Ряхе было море по колено.
— Ну так прочитаю и дело с концом.
Он помолчал, а потом спросил:
— Толстая?
— Кто?!
— Да книжка эта? Сильно толстая?
— Ну да… Солидная такая…
— Ничего, осилю, — принял твердое мужское решение Ряха.
— Ряха, ну на какую ты себя жизнь обрекаешь? — воскликнула я. — Посмотри, сейчас ты со всех сторон распрекрасный, сильный и женщинами любимый, и всё у тебя хорошо, полный порядок. Но неужели ты думаешь, Светлая кого-нибудь рядом потерпит? Будешь ты посуду мыть, книги скучные читать, станешь тонким и хлипким, перепилит она тебе шею своими требованиями, опомнись!
Ряха довольно хохотнул, наклонил коротко стриженую голову и ткнул пальцем в шею:
— Эту?
— Эту! — подтвердила я, тоже хихикая, потому что, глядя сейчас на Ряху, любой бы понял, что даже дюжина самых зловредных баб не смогла бы превратить его в слабого и хилого, и шея его осталась бы в целости и сохранности, ещё бы, она в некоторых местах была шире головы.
— Ну как, берёшься? — посерьезнел Ряха.
— Нет, я не могу так сразу ответить! — отказалась я. — Мне подумать надо.
— Подумай, — разрешил Ряха. — Не очень долго.
И тут я вспомнила разговор с Рассветом около подзорной трубы.
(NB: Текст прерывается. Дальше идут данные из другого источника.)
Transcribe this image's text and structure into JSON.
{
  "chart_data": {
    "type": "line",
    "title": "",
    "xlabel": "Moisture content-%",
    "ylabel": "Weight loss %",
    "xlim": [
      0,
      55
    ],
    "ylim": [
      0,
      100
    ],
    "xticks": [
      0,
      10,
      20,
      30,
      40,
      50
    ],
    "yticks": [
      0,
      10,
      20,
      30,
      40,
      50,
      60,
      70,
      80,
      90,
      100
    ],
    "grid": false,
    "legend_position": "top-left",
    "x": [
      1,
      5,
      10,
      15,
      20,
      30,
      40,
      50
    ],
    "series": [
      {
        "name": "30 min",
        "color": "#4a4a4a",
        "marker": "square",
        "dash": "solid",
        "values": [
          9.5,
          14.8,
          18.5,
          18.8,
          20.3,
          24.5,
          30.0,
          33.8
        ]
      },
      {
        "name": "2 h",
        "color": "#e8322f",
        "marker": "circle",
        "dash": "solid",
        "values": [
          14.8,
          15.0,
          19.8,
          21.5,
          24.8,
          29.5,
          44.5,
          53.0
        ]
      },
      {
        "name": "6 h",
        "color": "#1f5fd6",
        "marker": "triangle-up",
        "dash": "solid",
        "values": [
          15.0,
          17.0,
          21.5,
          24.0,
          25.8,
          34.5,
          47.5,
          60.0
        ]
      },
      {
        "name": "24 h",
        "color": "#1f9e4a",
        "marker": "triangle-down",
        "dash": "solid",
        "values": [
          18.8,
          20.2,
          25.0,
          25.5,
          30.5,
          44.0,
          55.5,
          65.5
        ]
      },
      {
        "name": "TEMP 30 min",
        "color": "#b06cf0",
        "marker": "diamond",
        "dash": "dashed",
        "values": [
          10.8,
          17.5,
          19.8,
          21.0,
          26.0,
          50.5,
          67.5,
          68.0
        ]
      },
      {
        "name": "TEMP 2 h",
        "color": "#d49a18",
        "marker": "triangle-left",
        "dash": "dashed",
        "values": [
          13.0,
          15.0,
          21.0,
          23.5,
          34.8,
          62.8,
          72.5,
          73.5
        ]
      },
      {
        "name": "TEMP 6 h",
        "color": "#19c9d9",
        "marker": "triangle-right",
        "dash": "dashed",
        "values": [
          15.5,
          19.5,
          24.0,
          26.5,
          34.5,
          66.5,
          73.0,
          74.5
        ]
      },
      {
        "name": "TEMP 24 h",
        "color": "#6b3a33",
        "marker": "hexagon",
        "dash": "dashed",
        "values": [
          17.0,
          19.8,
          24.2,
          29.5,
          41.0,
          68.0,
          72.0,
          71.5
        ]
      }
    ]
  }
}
— Ряха, вот ты у нас такой любвеобильный, да?
Ряха приподнял бровь.
— И женщина с самой лучшей попой — твоя, и женщина с самой лучшей грудью — твоя, и к сестре клинья подбиваешь. А вот почему ты ко мне ни разу не приставал? В представительстве интересуются…
Ряху словно пружиной со ствола подбросило. Он побагровел, воткнул свой указательный палец себе же в висок и выразительно провернул. Проделай он это с моим виском, — вкрутил бы палец в голову на всю длину.
— И ты того, и твои в твоем Огрызке того! — прорычал он. — На голову подвинутые! Солдат ребёнка не обидит, такое им в голову не приходило?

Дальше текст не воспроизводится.